Eu procuro não pensar muito no que pode estar acontecendo ao meu redor ou no que está me deixando deste ou daquele modo. Por mais que eu revire meus arquivos, não encontro a razão para que tudo se dissipe deste jeito. Confesso agora que não tenho noção de quanto tempo já me sinto assim. Talvez por eu me achar tão autossuficiente, tão dono do meu nariz, tão bem sucedido profissionalmente, tão egocêntrico e, por isso mesmo, tão diferente de tudo e de todos, me fecho agora numa redoma e não me importo se dela eu nunca mais sair. Porque eu fui único enquanto os demais eram só coadjuvantes, figuração sem a menor importância nesta história.

Não se assuste. Mande o pudor às favas e não venha tentar me revelar seu lado frágil. Também eu estou meio surdo e não sei se quero ouvir o que você tem a me dizer. Prefiro mastigar a carne mal passada que resta em minha boca cheia de dentes enquanto meus olhos fitam os seus, castigados pela vida e que há tempos eu conhecia, mas jamais me deixei enxergar de verdade.

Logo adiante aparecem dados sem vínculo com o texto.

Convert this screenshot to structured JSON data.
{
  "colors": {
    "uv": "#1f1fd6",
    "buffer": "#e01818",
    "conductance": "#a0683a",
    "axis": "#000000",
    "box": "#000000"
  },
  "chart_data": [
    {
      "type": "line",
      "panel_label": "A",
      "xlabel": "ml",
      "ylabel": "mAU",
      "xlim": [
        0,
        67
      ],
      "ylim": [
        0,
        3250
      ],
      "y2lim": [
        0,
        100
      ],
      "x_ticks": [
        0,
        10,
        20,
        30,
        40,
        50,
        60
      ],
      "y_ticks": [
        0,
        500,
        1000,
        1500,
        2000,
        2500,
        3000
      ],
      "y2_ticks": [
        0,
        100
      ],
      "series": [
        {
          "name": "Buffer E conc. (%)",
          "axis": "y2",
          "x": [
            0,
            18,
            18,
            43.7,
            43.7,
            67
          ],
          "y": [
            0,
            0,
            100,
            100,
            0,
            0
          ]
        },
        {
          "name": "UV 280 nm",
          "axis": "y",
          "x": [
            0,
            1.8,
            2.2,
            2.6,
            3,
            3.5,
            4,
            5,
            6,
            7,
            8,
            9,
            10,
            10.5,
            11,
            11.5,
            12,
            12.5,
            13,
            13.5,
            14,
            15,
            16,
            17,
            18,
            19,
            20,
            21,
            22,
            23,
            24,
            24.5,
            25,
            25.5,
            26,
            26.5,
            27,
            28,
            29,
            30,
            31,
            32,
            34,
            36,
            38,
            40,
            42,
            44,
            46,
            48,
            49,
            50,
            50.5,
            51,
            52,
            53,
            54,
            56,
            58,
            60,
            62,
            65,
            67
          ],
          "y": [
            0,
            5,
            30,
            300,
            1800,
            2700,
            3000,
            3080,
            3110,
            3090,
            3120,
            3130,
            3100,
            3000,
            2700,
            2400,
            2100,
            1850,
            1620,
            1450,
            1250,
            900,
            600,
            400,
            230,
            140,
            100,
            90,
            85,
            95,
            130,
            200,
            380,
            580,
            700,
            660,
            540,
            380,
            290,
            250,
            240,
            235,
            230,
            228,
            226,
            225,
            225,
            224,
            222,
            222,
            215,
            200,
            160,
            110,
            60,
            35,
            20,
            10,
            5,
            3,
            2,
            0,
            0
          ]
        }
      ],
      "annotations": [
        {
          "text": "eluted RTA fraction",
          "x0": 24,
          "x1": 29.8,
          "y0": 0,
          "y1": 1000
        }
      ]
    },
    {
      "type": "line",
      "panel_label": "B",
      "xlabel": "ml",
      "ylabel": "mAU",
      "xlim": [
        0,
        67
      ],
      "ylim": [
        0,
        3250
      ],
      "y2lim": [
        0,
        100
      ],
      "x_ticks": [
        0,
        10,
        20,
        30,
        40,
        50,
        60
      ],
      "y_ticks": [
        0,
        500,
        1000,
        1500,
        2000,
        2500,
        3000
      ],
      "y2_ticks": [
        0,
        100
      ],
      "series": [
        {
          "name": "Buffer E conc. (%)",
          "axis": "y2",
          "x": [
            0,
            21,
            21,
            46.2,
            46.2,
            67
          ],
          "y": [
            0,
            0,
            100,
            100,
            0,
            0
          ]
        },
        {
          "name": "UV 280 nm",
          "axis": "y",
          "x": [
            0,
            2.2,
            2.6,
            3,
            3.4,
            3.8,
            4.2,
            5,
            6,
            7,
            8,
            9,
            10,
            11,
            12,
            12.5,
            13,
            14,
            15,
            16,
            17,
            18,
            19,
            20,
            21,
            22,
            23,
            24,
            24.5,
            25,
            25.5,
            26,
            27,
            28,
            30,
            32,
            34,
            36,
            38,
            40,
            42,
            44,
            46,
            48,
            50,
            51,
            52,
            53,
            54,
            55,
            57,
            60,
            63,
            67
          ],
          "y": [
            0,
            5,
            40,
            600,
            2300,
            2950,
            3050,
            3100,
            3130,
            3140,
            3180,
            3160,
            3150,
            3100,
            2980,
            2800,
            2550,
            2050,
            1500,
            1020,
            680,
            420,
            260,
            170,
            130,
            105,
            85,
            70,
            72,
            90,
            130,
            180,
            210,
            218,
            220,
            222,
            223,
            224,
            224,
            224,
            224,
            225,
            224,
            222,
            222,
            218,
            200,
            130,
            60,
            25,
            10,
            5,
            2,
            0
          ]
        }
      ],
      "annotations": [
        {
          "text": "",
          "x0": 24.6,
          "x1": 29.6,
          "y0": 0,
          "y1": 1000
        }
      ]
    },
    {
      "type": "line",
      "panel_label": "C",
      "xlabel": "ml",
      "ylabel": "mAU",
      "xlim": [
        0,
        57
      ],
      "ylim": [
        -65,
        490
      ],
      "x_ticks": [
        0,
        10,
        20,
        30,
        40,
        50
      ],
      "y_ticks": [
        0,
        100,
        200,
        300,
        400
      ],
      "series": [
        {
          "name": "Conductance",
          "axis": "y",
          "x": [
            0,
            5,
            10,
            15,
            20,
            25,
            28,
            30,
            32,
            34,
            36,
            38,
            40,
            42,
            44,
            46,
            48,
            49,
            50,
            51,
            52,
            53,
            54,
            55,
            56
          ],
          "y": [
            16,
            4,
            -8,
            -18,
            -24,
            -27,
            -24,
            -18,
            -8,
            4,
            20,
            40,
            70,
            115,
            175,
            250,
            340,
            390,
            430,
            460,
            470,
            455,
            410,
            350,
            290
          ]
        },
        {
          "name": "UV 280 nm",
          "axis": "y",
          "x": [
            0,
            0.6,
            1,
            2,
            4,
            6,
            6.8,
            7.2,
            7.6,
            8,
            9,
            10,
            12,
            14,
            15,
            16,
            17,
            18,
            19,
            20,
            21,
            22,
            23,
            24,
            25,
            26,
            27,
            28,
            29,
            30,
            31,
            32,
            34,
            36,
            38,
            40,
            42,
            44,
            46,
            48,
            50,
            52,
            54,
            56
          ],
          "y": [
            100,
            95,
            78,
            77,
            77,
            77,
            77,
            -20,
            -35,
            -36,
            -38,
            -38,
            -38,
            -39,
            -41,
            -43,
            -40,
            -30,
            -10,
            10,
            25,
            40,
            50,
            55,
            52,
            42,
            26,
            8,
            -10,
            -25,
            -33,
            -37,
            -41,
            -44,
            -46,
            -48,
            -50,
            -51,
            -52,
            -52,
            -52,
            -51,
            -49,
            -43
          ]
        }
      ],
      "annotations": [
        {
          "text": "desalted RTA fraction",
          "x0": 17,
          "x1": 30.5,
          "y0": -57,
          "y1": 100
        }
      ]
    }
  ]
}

Não que eu seja suscetível ao sofrimento. Meu ou seu. Muito pelo contrário. Há anos eu teria me ausentado e me encolhido numa bolha frágil e nada nem ninguém me faria ter uma outra visão. Eu também estaria cego e talvez por isso não seria capaz de perceber lágrimas nos meus olhos, já que tudo seria tão surreal para mim: um ser sempre tão duro, tão frio, que vive despertando inquietantemente com qualquer burburinho ao romper das manhãs.

quinta-feira, 1 de novembro de 2012

Quando o verbo escorre

Escrevo forte porque me preciso assim.
Soubesse eu verbalizar a frase precisa,
a palavra exata, a oração e o sujeito,
entre graves e agudos, eu me surpreenderia.

Escrevo por sorte.
Não fosse isso eu seria praticamente mudo,
alheio a tudo, o ser mais solitário do mundo.
Enquanto outros tantos falam demais.

Porque eu não sei me expressar tão bem.
Antes, talvez, fosse necessário aprender a gritar,
subir o tom, elevar a voz e me fazer ouvir.
É que eles falam muito, porém são surdos.

Ainda bem que não sou cego.
Enxergo tão perfeitamente
que em mim reflete
o que neles se esconde.

É quando então eu me revelo em versos,
transformo tudo em prosa,
o céu assume tons de cinza e rosa
e escorre a tinta sobre o meu papel.